I apologise; it is probably my fault. Just to be clear, the price of solar is something upwards of 45 times the price of electricity produced from gas at the moment.
As for the climate change issues around shale gas, or unconventional gas, I would take hon. Members’ concerns about the impact of climate change more seriously—I am inclined to think that we should address it—if they took a different attitude to nuclear power, the technology that is far and away the most likely, worldwide, to make a difference at scale to carbon emissions.
I want to consider whether shale gas will affect the UK economy. The hon. Member for Southampton, Test (Dr Whitehead) made an interesting speech about
the necessary volume of wells.
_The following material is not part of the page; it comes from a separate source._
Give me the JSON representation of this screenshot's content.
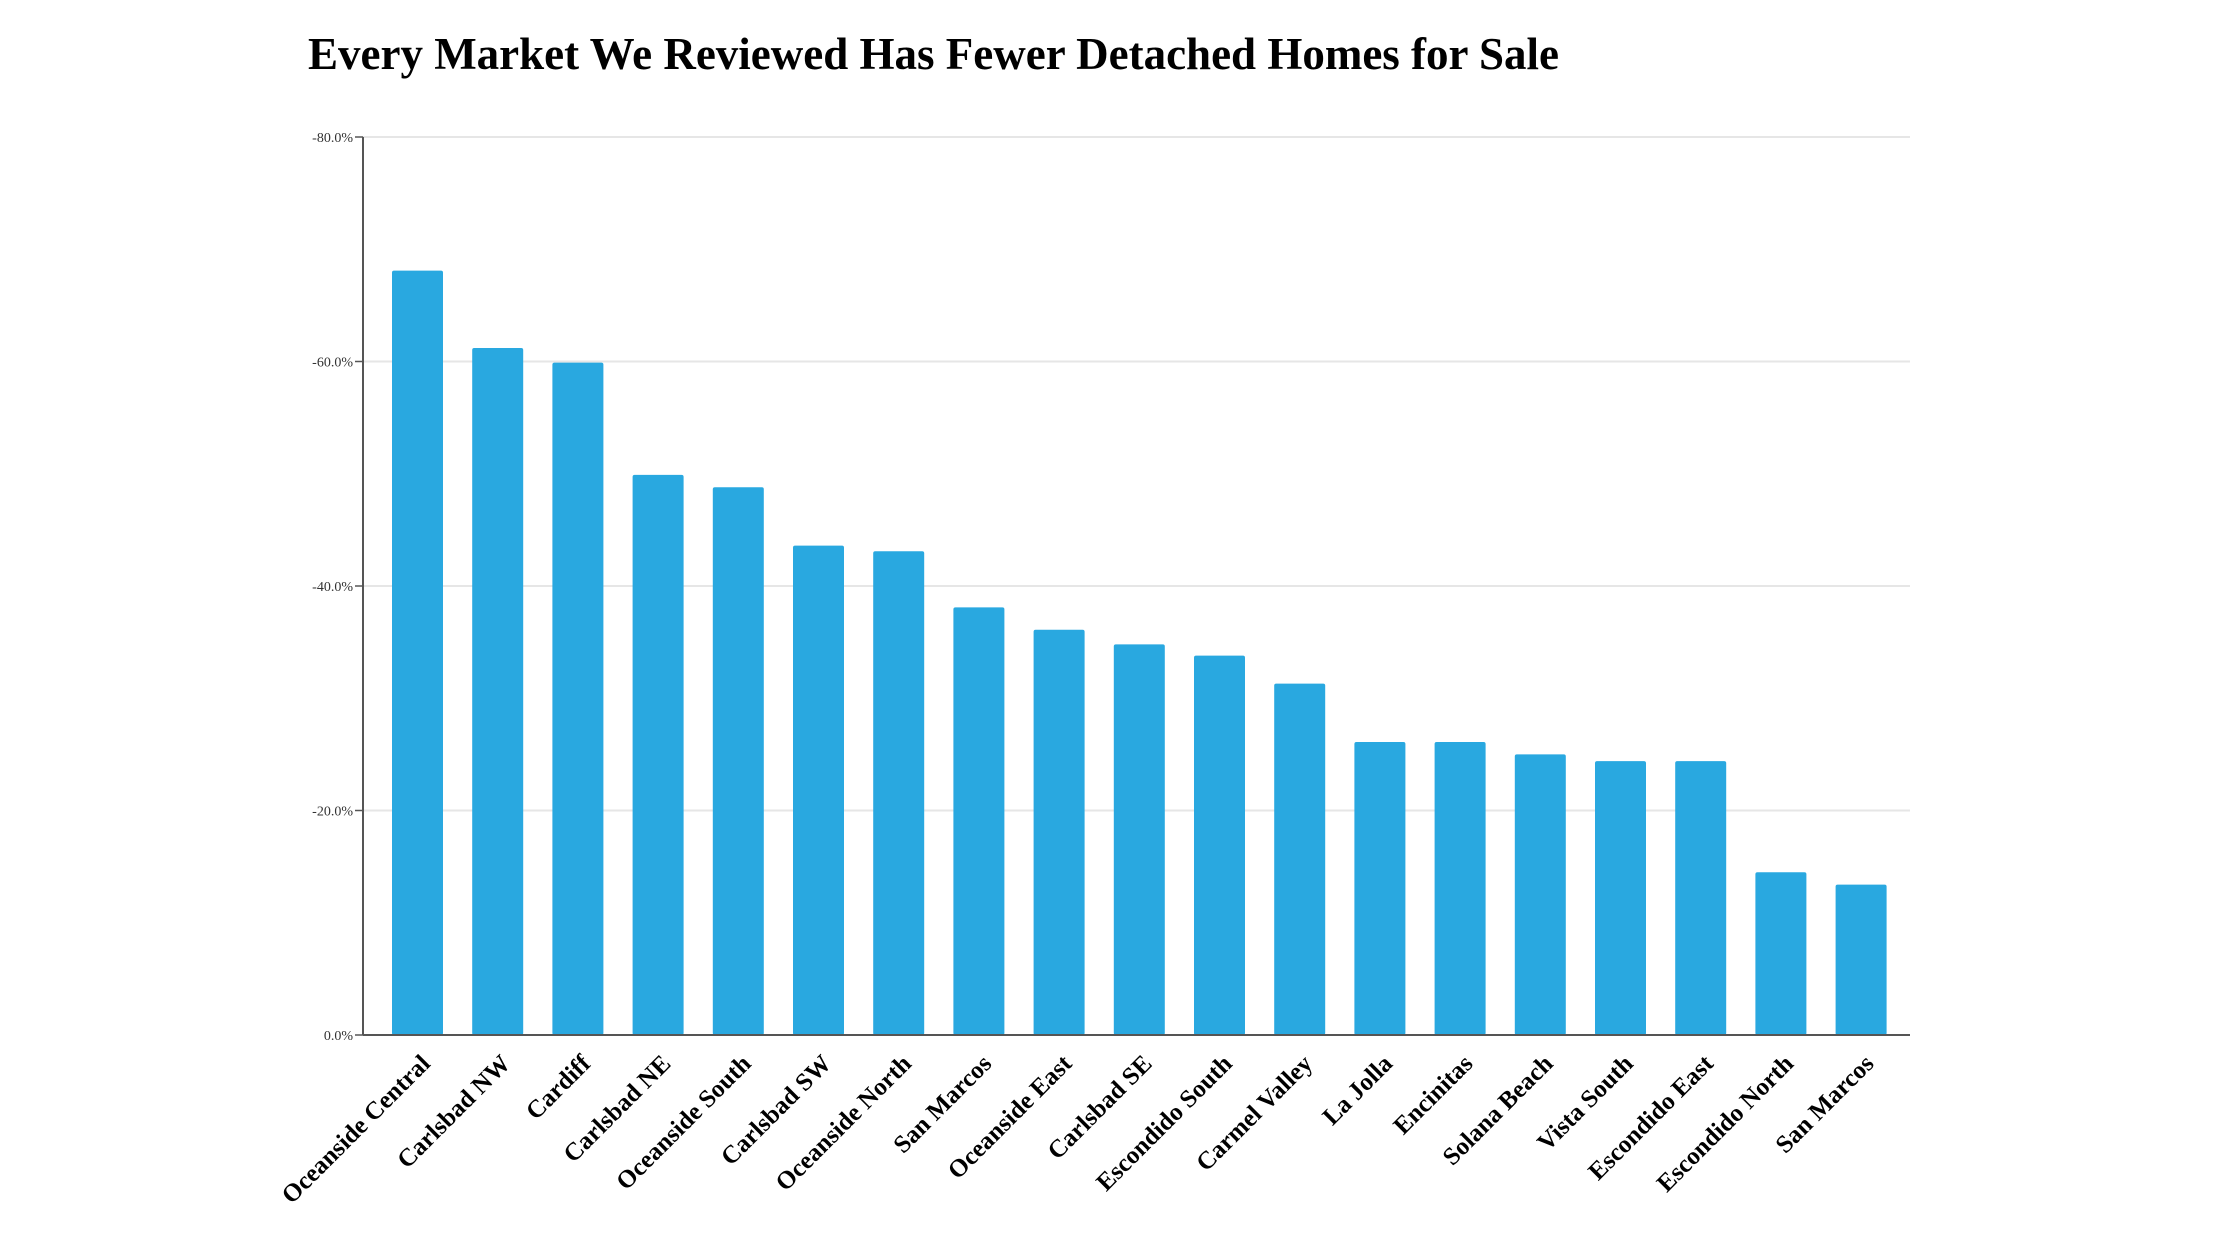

I was not aware of what he said and found his numbers hard to believe, but if they are true, the point is interesting and important. Let us be clear: shale gas is already having a massive influence on the UK economy, because right now one of our major industrial competitors, the US, has energy prices and therefore electricity prices that are a quarter of ours. It has feedstock prices as an input to the global gas industry and the petrochemicals industry that are a quarter of ours. That is already making a difference at the margins. Some industries are already deciding not to invest in the UK and to bring petrochemicals and chemicals back to the US—indeed, out of China, let alone Europe. Shale gas is already having a massive impact on the UK economy, and it is nonsense to pretend that anything we say in this debate, or that the Government do, will make any difference to that.